Terminada la administración Santos, Robledo ha tratado desesperadamente de abrirse un espacio en la vida pública. Sin mucho éxito, puso a rodar su nombre como posible candidato a la alcaldía de Bogotá. Cambio Radical, su partido, se opuso radicalmente a esa aspiración, razón por la que el exsuperintendente resolvió acercarse a Miguel Uribe. Cuando vio que en esa campaña no hay espacio para sujetos cuestionables, dio la voltereta y ahora funge -a través de su cuenta de Twitter-, como uno de los más entusiastas promotores virtuales de la candidatura de Carlos Fernando Galán.

Algo que ha generado extrañeza y mortificación en los círculos uribistas es que, a pesar de sus ataques violentos contra el presidente Uribe, contra el Centro Democrático y hasta contra ministros del gobierno Duque, la presencia de Robledo haya sido aceptada en la Casa de Nariño en un homenaje a los tenistas Robert Farah y Juan Sebastián Cabal.  

Otra faceta del cuestionado Pablo Felipe Robledo, es la de fungir como juez moral de la República, papel que no le queda muy bien, pues antes de empezar a señalar a terceros, debió haber obligado a que su hermano Carlos le pusiera la cara a la justicia y a la sociedad por su participación en la empresa de libranzas Elite, compañía que literalmente captó y se robó más de $1.5 billones de pesos. 

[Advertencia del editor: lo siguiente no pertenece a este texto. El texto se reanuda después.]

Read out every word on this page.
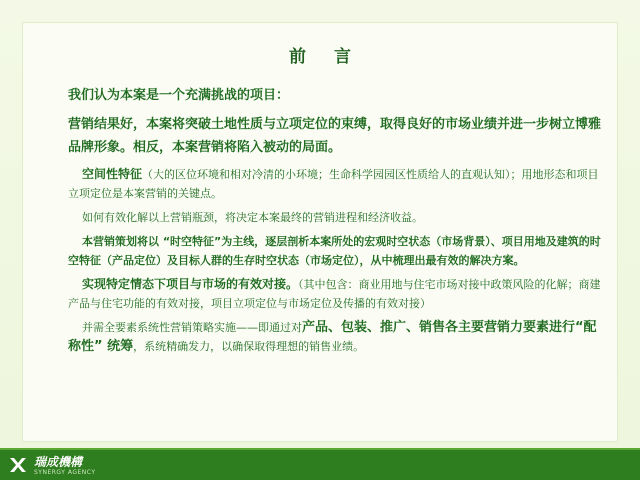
前言
我们认为本案是一个充满挑战的项目：
营销结果好，本案将突破土地性质与立项定位的束缚，取得良好的市场业绩并进一步树立博雅品牌形象。相反，本案营销将陷入被动的局面。
空间性特征（大的区位环境和相对冷清的小环境；生命科学园园区性质给人的直观认知）；用地形态和项目立项定位是本案营销的关键点。
如何有效化解以上营销瓶颈，将决定本案最终的营销进程和经济收益。
本营销策划将以 “时空特征”为主线，逐层剖析本案所处的宏观时空状态（市场背景）、项目用地及建筑的时空特征（产品定位）及目标人群的生存时空状态（市场定位），从中梳理出最有效的解决方案。
实现特定情态下项目与市场的有效对接。（其中包含：商业用地与住宅市场对接中政策风险的化解；商建产品与住宅功能的有效对接，项目立项定位与市场定位及传播的有效对接）
并需全要素系统性营销策略实施——即通过对产品、包装、推广、销售各主要营销力要素进行“配称性” 统筹，系统精确发力，以确保取得理想的销售业绩。
瑞成機構
SYNERGY AGENCY
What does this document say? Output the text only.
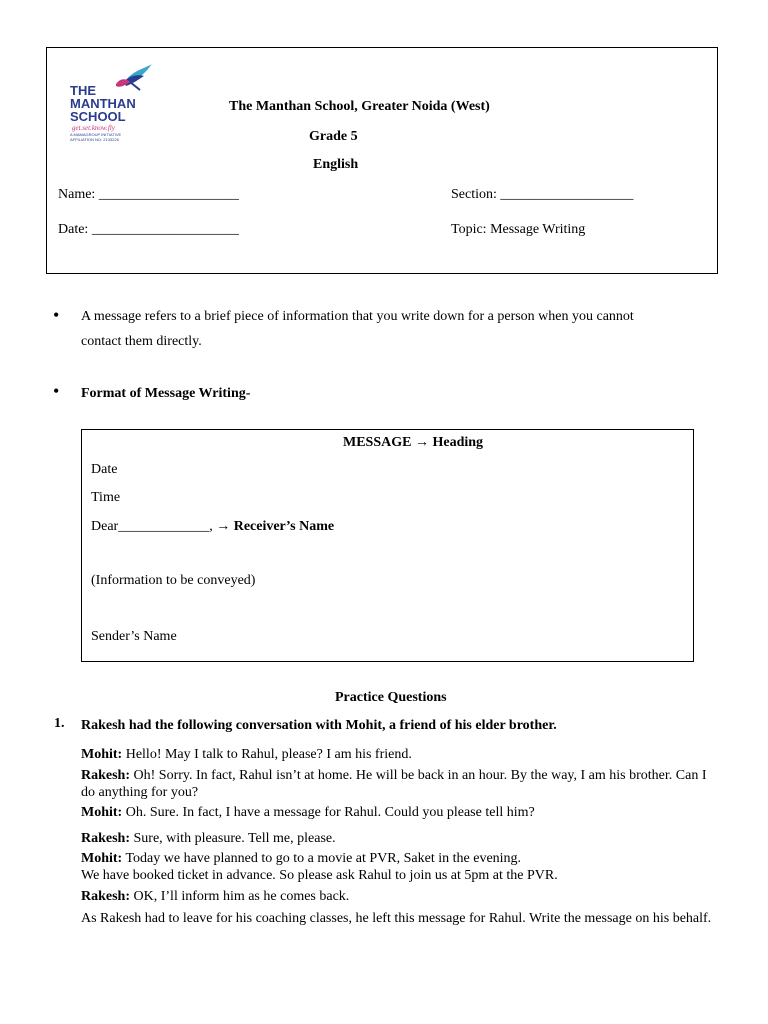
THE
MANTHAN
SCHOOL
get.set.know.fly
A MAMAGROUP INITIATIVE
AFFILIATION NO: 2133226
The Manthan School, Greater Noida (West)
Grade 5
English
Name: ____________________	Section: ___________________
Date: _____________________	Topic: Message Writing
• A message refers to a brief piece of information that you write down for a person when you cannot
contact them directly.
• Format of Message Writing-
MESSAGE → Heading
Date
Time
Dear_____________, → Receiver’s Name
(Information to be conveyed)
Sender’s Name
Practice Questions
1. Rakesh had the following conversation with Mohit, a friend of his elder brother.
Mohit: Hello! May I talk to Rahul, please? I am his friend.
Rakesh: Oh! Sorry. In fact, Rahul isn’t at home. He will be back in an hour. By the way, I am his brother. Can I do anything for you?
Mohit: Oh. Sure. In fact, I have a message for Rahul. Could you please tell him?
Rakesh: Sure, with pleasure. Tell me, please.
Mohit: Today we have planned to go to a movie at PVR, Saket in the evening.
We have booked ticket in advance. So please ask Rahul to join us at 5pm at the PVR.
Rakesh: OK, I’ll inform him as he comes back.
As Rakesh had to leave for his coaching classes, he left this message for Rahul. Write the message on his behalf.
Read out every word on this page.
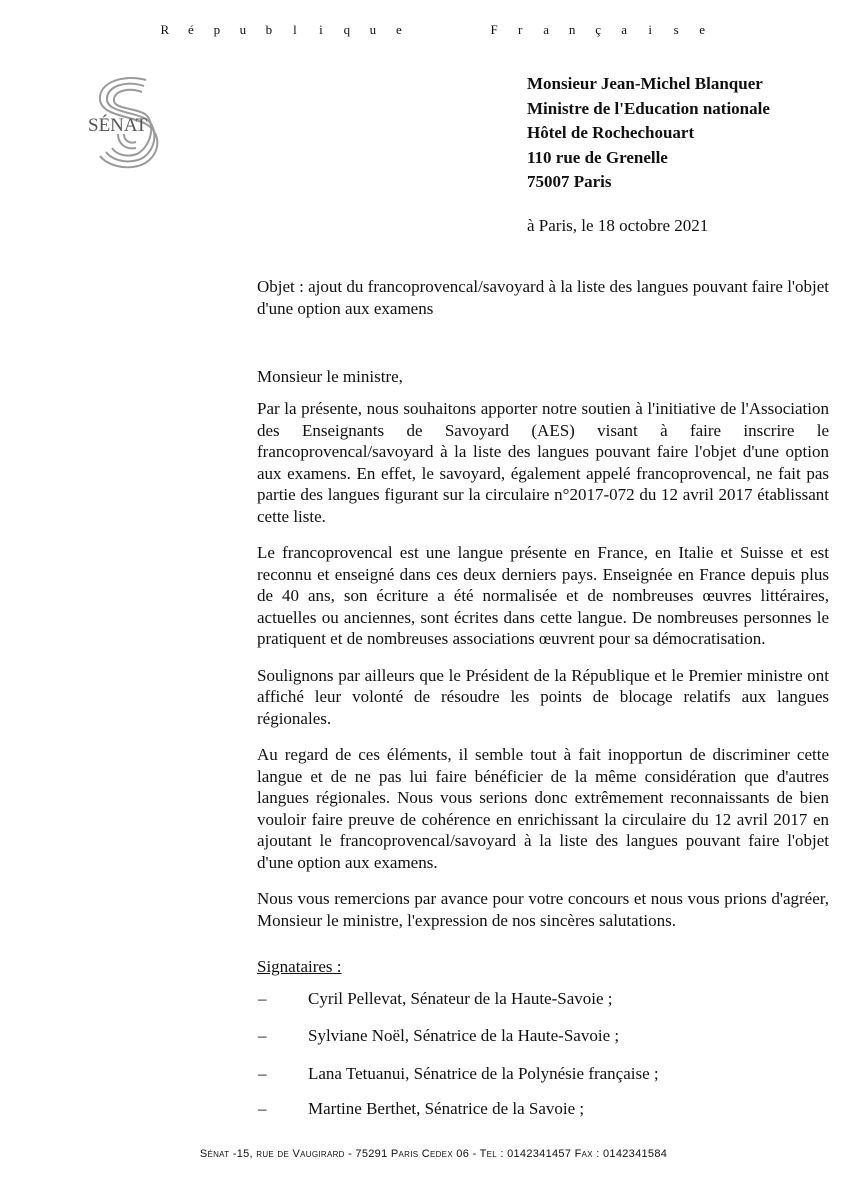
R é p u b l i q u e	F r a n ç a i s e
SÉNAT
Monsieur Jean-Michel Blanquer
Ministre de l'Education nationale
Hôtel de Rochechouart
110 rue de Grenelle
75007 Paris
à Paris, le 18 octobre 2021
Objet : ajout du francoprovencal/savoyard à la liste des langues pouvant faire l'objet d'une option aux examens
Monsieur le ministre,

Par la présente, nous souhaitons apporter notre soutien à l'initiative de l'Association des Enseignants de Savoyard (AES) visant à faire inscrire le francoprovencal/savoyard à la liste des langues pouvant faire l'objet d'une option aux examens. En effet, le savoyard, également appelé francoprovencal, ne fait pas partie des langues figurant sur la circulaire n°2017-072 du 12 avril 2017 établissant cette liste.

Le francoprovencal est une langue présente en France, en Italie et Suisse et est reconnu et enseigné dans ces deux derniers pays. Enseignée en France depuis plus de 40 ans, son écriture a été normalisée et de nombreuses œuvres littéraires, actuelles ou anciennes, sont écrites dans cette langue. De nombreuses personnes le pratiquent et de nombreuses associations œuvrent pour sa démocratisation.

Soulignons par ailleurs que le Président de la République et le Premier ministre ont affiché leur volonté de résoudre les points de blocage relatifs aux langues régionales.

Au regard de ces éléments, il semble tout à fait inopportun de discriminer cette langue et de ne pas lui faire bénéficier de la même considération que d'autres langues régionales. Nous vous serions donc extrêmement reconnaissants de bien vouloir faire preuve de cohérence en enrichissant la circulaire du 12 avril 2017 en ajoutant le francoprovencal/savoyard à la liste des langues pouvant faire l'objet d'une option aux examens.

Nous vous remercions par avance pour votre concours et nous vous prions d'agréer, Monsieur le ministre, l'expression de nos sincères salutations.

Signataires :
– Cyril Pellevat, Sénateur de la Haute-Savoie ;
– Sylviane Noël, Sénatrice de la Haute-Savoie ;
– Lana Tetuanui, Sénatrice de la Polynésie française ;
– Martine Berthet, Sénatrice de la Savoie ;
Sénat -15, rue de Vaugirard - 75291 Paris Cedex 06 - Tel : 0142341457 Fax : 0142341584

Robledo, valiéndose de su capacidad de influencia en el gobierno Santos, hizo lo que estuvo a su alcance para salvar a su hermano del escándalo. Hoy, contra Carlos Robledo del Castillo no hay una sola investigación por el desfalco de Elite.

El exsuperintendente Robledo acompañando a su hermano en una presentación de la pirámide “Élite”.

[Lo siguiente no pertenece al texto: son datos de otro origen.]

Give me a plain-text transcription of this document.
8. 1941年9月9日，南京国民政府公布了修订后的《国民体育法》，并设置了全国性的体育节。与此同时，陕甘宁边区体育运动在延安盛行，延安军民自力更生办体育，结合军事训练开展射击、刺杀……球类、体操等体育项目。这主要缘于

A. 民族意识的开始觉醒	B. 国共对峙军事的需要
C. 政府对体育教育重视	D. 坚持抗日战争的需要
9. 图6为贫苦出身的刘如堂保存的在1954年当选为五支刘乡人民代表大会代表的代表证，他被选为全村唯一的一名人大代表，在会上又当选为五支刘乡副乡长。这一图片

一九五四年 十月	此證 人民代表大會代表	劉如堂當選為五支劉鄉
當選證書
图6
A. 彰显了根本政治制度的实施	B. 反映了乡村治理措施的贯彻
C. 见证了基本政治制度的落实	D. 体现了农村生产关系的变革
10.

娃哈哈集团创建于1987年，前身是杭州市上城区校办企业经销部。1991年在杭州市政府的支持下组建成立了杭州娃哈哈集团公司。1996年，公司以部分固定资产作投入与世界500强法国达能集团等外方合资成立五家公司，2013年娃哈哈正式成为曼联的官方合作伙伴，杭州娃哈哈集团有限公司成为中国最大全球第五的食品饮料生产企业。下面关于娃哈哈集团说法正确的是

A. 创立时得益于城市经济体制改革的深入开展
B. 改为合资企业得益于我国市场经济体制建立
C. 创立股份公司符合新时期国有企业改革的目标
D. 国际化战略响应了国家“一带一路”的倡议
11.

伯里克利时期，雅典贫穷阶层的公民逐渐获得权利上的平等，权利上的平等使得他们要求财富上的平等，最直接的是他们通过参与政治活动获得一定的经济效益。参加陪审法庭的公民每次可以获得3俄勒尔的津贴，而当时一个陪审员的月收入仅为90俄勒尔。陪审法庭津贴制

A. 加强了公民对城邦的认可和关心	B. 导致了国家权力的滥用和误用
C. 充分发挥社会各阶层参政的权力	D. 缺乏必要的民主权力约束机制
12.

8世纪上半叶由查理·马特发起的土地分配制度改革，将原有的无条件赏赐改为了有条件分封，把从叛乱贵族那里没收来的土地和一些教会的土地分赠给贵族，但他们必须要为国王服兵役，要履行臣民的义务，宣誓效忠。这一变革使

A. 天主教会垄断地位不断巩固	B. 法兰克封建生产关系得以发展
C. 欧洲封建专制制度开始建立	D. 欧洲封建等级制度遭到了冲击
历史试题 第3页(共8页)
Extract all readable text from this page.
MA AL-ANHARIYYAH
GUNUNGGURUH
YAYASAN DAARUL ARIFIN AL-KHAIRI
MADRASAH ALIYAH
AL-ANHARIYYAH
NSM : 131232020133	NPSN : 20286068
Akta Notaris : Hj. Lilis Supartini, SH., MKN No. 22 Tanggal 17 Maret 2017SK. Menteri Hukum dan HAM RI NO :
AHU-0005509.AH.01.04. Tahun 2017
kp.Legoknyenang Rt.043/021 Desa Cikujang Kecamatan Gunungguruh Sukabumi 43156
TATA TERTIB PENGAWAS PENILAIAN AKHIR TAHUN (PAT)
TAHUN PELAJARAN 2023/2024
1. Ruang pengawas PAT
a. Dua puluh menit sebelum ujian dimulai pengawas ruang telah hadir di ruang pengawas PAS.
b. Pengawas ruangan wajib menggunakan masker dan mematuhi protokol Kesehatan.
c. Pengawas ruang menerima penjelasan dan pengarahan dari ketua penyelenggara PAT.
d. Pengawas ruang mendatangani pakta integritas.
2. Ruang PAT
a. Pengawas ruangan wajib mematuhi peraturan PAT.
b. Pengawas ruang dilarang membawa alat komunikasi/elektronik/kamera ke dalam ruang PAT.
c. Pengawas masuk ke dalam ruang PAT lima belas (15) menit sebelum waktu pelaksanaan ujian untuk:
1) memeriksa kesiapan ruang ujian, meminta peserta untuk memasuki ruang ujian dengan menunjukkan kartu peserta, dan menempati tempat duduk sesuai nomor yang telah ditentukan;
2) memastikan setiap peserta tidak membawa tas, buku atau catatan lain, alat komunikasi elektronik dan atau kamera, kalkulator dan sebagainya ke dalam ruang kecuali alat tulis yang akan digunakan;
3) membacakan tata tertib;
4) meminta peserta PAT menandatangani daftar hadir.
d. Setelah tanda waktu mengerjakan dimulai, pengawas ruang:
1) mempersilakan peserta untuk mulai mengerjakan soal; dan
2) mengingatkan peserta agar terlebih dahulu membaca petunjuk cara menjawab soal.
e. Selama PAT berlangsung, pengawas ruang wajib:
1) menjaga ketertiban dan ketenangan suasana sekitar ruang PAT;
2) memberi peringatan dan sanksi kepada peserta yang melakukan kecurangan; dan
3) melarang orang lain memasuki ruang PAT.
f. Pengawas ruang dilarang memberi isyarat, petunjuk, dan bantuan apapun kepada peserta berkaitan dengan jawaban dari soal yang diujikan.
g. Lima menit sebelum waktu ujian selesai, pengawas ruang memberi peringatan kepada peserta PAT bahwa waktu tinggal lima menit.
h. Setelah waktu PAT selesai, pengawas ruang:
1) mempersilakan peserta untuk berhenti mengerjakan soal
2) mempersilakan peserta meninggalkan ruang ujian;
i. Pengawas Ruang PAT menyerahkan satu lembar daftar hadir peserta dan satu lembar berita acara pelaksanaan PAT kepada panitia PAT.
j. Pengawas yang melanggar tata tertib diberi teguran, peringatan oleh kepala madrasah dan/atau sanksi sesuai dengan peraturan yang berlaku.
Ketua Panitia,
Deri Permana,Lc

En múltiples ocasiones, Robledo ha descalificado a personas cercanas al uribismo, endilgándoles cercanía a grupos y organizaciones ilegales. No deja de llamar la atención que esa sindicación provenga de alguien que se ha encargado de esconder -hasta ahora- su pasado. 

Robledo, oriundo de la ciudad de Pereira, fue criado por su padrastro, el coronel Luis Felipe Becerra Bohorquez.

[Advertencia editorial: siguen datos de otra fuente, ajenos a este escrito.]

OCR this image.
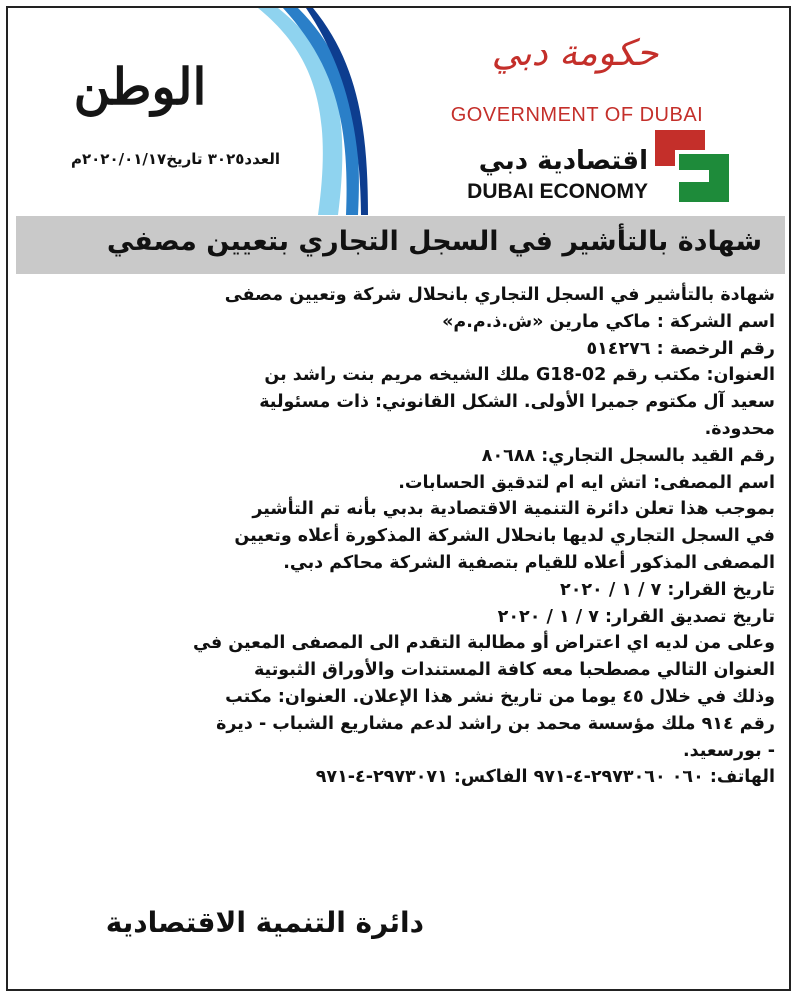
الوطن
العدد٣٠٢٥ تاريخ٢٠٢٠/٠١/١٧م
حكومة دبي
GOVERNMENT OF DUBAI
اقتصادية دبي
DUBAI ECONOMY
شهادة بالتأشير في السجل التجاري بتعيين مصفي

شهادة بالتأشير في السجل التجاري بانحلال شركة وتعيين مصفى

اسم الشركة : ماكي مارين «ش.ذ.م.م»

رقم الرخصة : ٥١٤٢٧٦

العنوان: مكتب رقم G18-02 ملك الشيخه مريم بنت راشد بن

سعيد آل مكتوم جميرا الأولى. الشكل القانوني: ذات مسئولية

محدودة.

رقم القيد بالسجل التجاري: ٨٠٦٨٨

اسم المصفى: اتش ايه ام لتدقيق الحسابات.

بموجب هذا تعلن دائرة التنمية الاقتصادية بدبي بأنه تم التأشير

في السجل التجاري لديها بانحلال الشركة المذكورة أعلاه وتعيين

المصفى المذكور أعلاه للقيام بتصفية الشركة محاكم دبي.

تاريخ القرار: ٧ / ١ / ٢٠٢٠

تاريخ تصديق القرار: ٧ / ١ / ٢٠٢٠

وعلى من لديه اي اعتراض أو مطالبة التقدم الى المصفى المعين في

العنوان التالي مصطحبا معه كافة المستندات والأوراق الثبوتية

وذلك في خلال ٤٥ يوما من تاريخ نشر هذا الإعلان. العنوان: مكتب

رقم ٩١٤ ملك مؤسسة محمد بن راشد لدعم مشاريع الشباب - ديرة

- بورسعيد.

الهاتف: ٠٦٠ ٢٩٧٣٠٦٠-٤-٩٧١ الفاكس: ٢٩٧٣٠٧١-٤-٩٧١

دائرة التنمية الاقتصادية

Se ha podido establecer que el coronel Becerra, padre de crianza del exsuperintendente, era un empleado de las estructuras delincuenciales que operaban en el norte del departamento del Valle, especialmente del grupo liderado por el capo Wilber Varela, alias Jabón. Así mismo, el exoficial fue condenado por haber encubierto y facilitado la masacre de Riofrío, crimen ocurrido en 1993 y en el que 13 campesinos, casi todos pertenecientes a las familias Ladino Ramírez y Molina Solarte, fueron brutalmente asesinados.

Narcotraficante Wilber Varela, alias “Jabón”

En febrero de 1999, encontrándose prófugo de la justicia, el padrastro de Pablo Felipe Robledo, fue asesinado en la ciudad de Cali, en un ajuste de cuentas entre bandas de narcotraficantes. 

Los delitos de sangre no existen, ni mucho menos. Pero no deja de ser llamativo que Pablo Felipe Robledo, que señala a diestra y siniestra, que hace desafíos públicos como el que recientemente le planteó a una candidata a la alcaldía de Pereira, exigiéndole el compromiso de renunciar en caso de que se le demuestren vínculos con ilegales, sea tan riguroso con todos, menos con él y con su propia familia. 

Trino de Pablo Felipe Robledo, desafiando a la candidata Adriana López

Esta es una historia que hasta ahora empieza a escribirse, pero lo cierto es que la doble vida del doctor Pablo Felipe Robledo es en extremo parecida a una película de terror.